Llama Stack is an open-source library that standardizes the core building blocks that simplify AI application development. It codifies best practices across the Llama ecosystem. More specifically, it provides

  • Unified API layer for Inference, RAG, Agents, Tools, Safety, Evals, and Telemetry.
  • Plugin architecture to support the rich ecosystem of different API implementations in various environments, including local development, on-premises, cloud, and mobile.
  • Prepackaged verified distributions which offer a one-stop solution for developers to get started quickly and reliably in any environment.
  • Multiple developer interfaces like CLI and SDKs for Python, Typescript, iOS, and Android.
  • Standalone applications as examples for how to build production-grade AI applications with Llama Stack.

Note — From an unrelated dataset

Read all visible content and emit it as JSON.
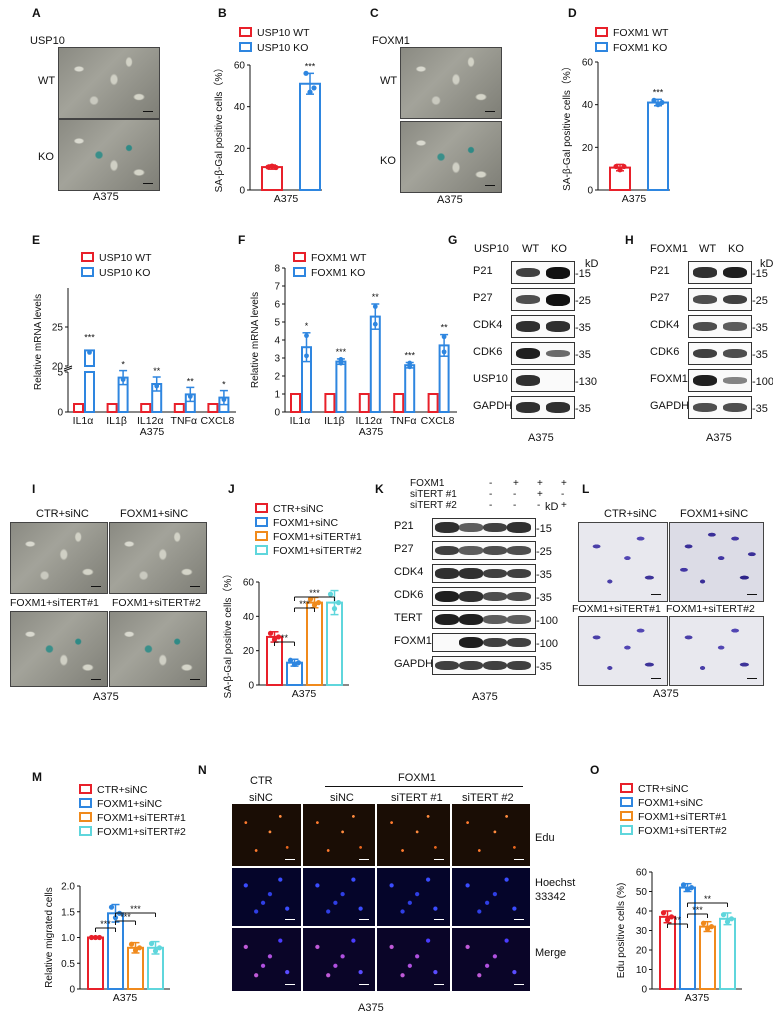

To try Llama Stack locally, run:

curl -LsSf https://github.com/meta-llama/llama-stack/raw/main/install.sh | bash

Learn more about how to get started with llama stack in this guide

Chat model

We recommend configuring Llama 4 Maverick as your chat model.

config.yaml
models:
- name: Llama4 Maverick
provider: llamastack
model: meta-llama/Llama-4-Maverick-17B-128E-Instruct-FP8
apiBase: http://<llama stack endpoint>/v1/openai/v1/

Autocomplete model

We recommend configuring CodeLlama 7B as your autocomplete model.

config.yaml
models:
- name: CodeLlama 7B
provider: llamastack
model: codellama:7b
apiBase: http://<llama stack endpoint>/v1/openai/v1/
roles:
- autocomplete

Embeddings model

By default, Llama Stack uses all-MiniLM-L6-v2 as the embeddings model.

config.yaml
models:
- name: all-MiniLM-L6-v2
provider: llamastack
model: all-MiniLM-L6-v2
apiBase: http://<llama stack endpoint>/v1/openai/v1/
roles:
- embed

Reranking model

Llama Stack currently did not support Reranking API yet.